Ah!—but Paderewski has the years, too, now, and his playing is as virile, as flaming, as it ever was. An artist—with a temperament—doesn’t get old, any more than Peter Pan does. Paderewski’s furrowed face shows the artist’s eternal striving; his music shows his eternal youth, his faithfulness to the vision that furnishes his answer to the eternal “Warum?”
This is the secret of Paderewski’s white magic. He’s still the supreme god! Bauer plays perfectly within the rules—exquisitely and powerfully—and misses the top height by the mere fraction of a mood, the simple lack of a temperament; or, as O. Henry might have explained it, by the unfortunate encumbrance of a forty-two-inch belt. Hofman has an impatience with his medium, apparently, that leaves his hearer unsatisfied with the piano; while Paderewski, though he transcends the instrument, does so because of his love for the piano as a medium, and forces his hearer to agree with him that it’s the supreme one. Godowsky forces things into the piano—pushes them in and makes them stay there; Paderewski draws things out, always, and fills the world with them.

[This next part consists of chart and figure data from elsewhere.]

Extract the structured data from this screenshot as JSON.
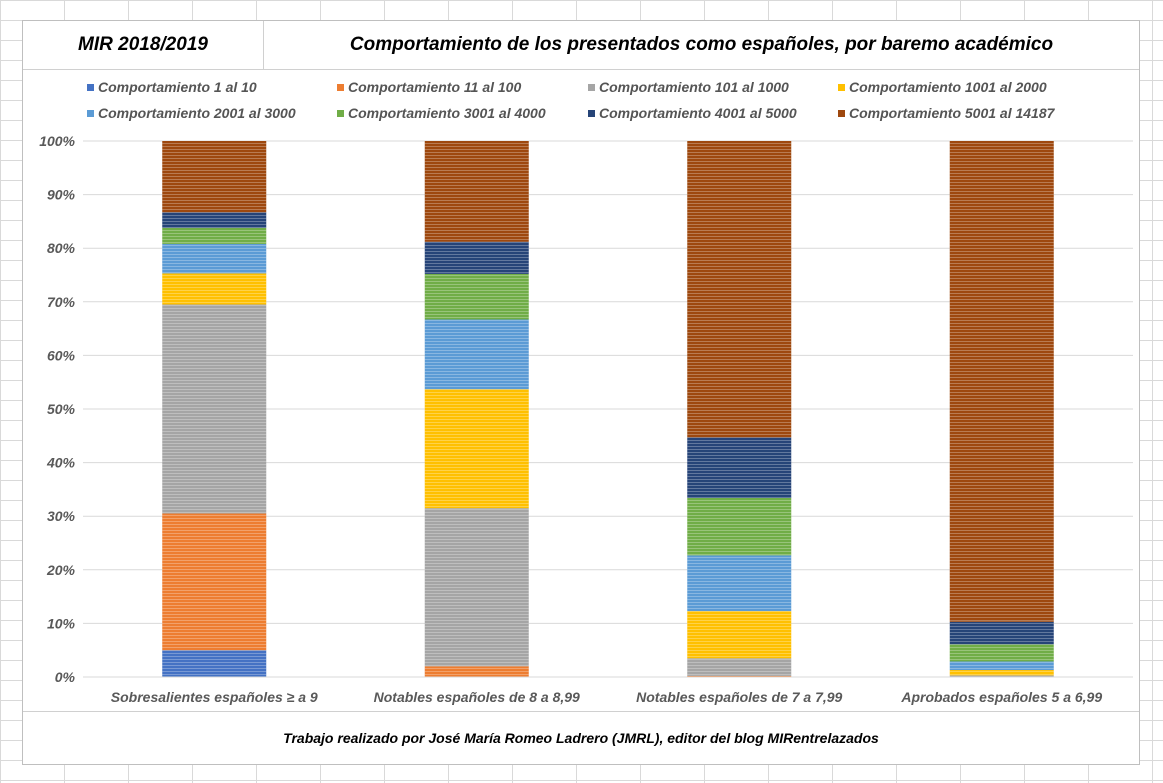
{
  "header": {
    "left_title": "MIR 2018/2019",
    "right_title": "Comportamiento de los presentados como españoles, por baremo académico"
  },
  "footer": {
    "credit": "Trabajo realizado por José María Romeo Ladrero (JMRL), editor del blog MIRentrelazados"
  },
  "chart_data": {
    "type": "bar",
    "stacked": true,
    "percent": true,
    "ylim": [
      0,
      100
    ],
    "yticks": [
      "0%",
      "10%",
      "20%",
      "30%",
      "40%",
      "50%",
      "60%",
      "70%",
      "80%",
      "90%",
      "100%"
    ],
    "legend_position": "top",
    "grid": true,
    "categories": [
      "Sobresalientes españoles ≥ a 9",
      "Notables españoles de 8 a 8,99",
      "Notables españoles de 7 a 7,99",
      "Aprobados españoles 5 a 6,99"
    ],
    "series": [
      {
        "name": "Comportamiento 1 al 10",
        "color": "#4472c4",
        "values": [
          5.0,
          0.0,
          0.0,
          0.0
        ]
      },
      {
        "name": "Comportamiento 11 al 100",
        "color": "#ed7d31",
        "values": [
          25.5,
          2.0,
          0.2,
          0.0
        ]
      },
      {
        "name": "Comportamiento 101 al 1000",
        "color": "#a5a5a5",
        "values": [
          39.0,
          29.5,
          3.3,
          0.3
        ]
      },
      {
        "name": "Comportamiento 1001 al 2000",
        "color": "#ffc000",
        "values": [
          5.8,
          22.2,
          8.8,
          1.0
        ]
      },
      {
        "name": "Comportamiento 2001 al 3000",
        "color": "#5b9bd5",
        "values": [
          5.5,
          13.0,
          10.4,
          1.6
        ]
      },
      {
        "name": "Comportamiento 3001 al 4000",
        "color": "#70ad47",
        "values": [
          3.0,
          8.5,
          10.7,
          3.2
        ]
      },
      {
        "name": "Comportamiento 4001 al 5000",
        "color": "#264478",
        "values": [
          2.9,
          6.0,
          11.3,
          4.2
        ]
      },
      {
        "name": "Comportamiento 5001 al 14187",
        "color": "#9e480e",
        "values": [
          13.3,
          18.8,
          55.3,
          89.7
        ]
      }
    ]
  }
}
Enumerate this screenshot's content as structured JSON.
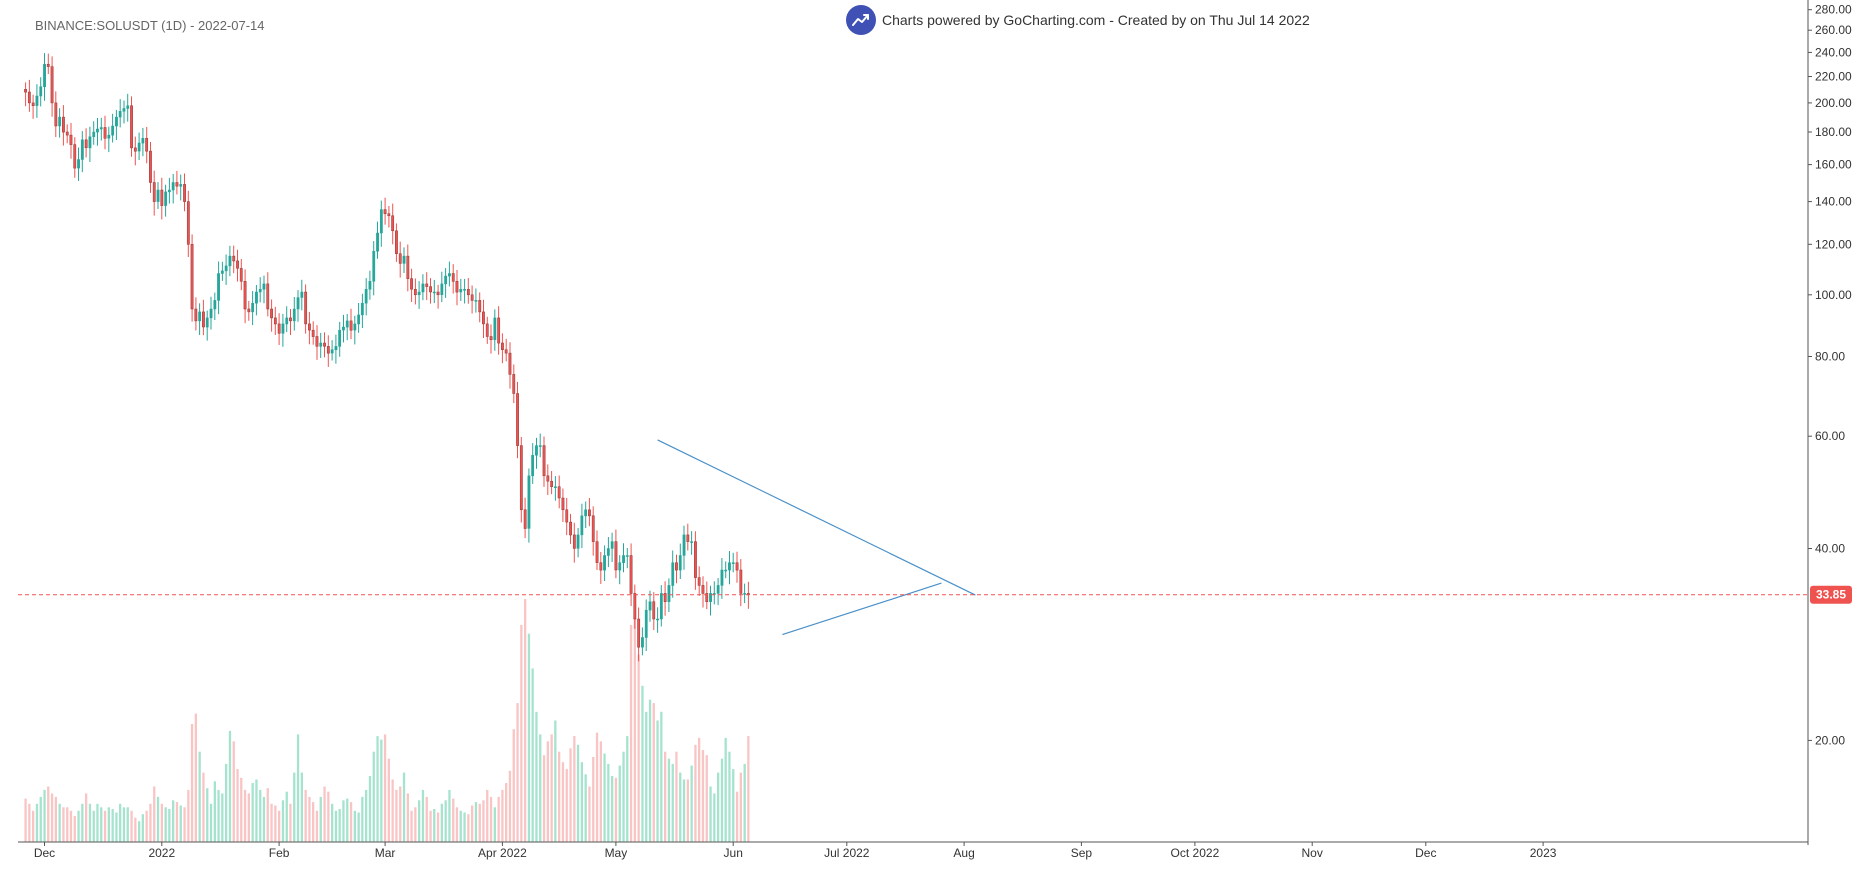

I can think of no comparison from which he doesn’t emerge unscathed. If I were a musical reactionary, this judgment would have no value here; but I’m not. Classical perfection is no longer interesting; Beethoven seems no longer to comprehend all music—in fact, the people who have no rebellions about the sterility of the old symphonies are quite beyond my range of understanding. But Paderewski plays the old music in a new way, gives it such vitality of meaning that you feel it’s just been born—or, better, perhaps, that its composers have been triumphantly revalued, rejustified in their claim for eternal life. His Beethoven is as full of color as his Chopin; and who, by the way, ever started the popular nonsense about De Pachmann or anyone else being the supreme Chopin exponent? No one has ever played Chopin like Paderewski; no one has ever made such simple, haunting melodies of the nocturnes; no one has ever struck such ringing Polish music out of the polonaises, or such wind-swept cadences from the Berceuse; no one has ever played the Funeral March so like a cosmic procession—the mighty moving of humanity from birth to death and new life; no one has ever so visualized those “orchestras of butterflies that played to Chopin in the sun.”
I have still one great wish in the world: that some time I may hear Paderewski play on a Mason and Hamlin—that piano of unutterable depth and richness. The fact that he’s never used it is the one flaw in his performances, for no other instrument that I’ve heard gives you the same sense of drowning in great waves of warm sound. The combination would convince even the followers of the new gods. But, old or new, and even on his cold Steinway, no one has ever drawn from the piano the same quality of golden tone or dared such simplicity of singing as Paderewski. To put his genius into a sentence: no one has ever built so strong a bridge across the gulf that yawns between vision and accomplishment.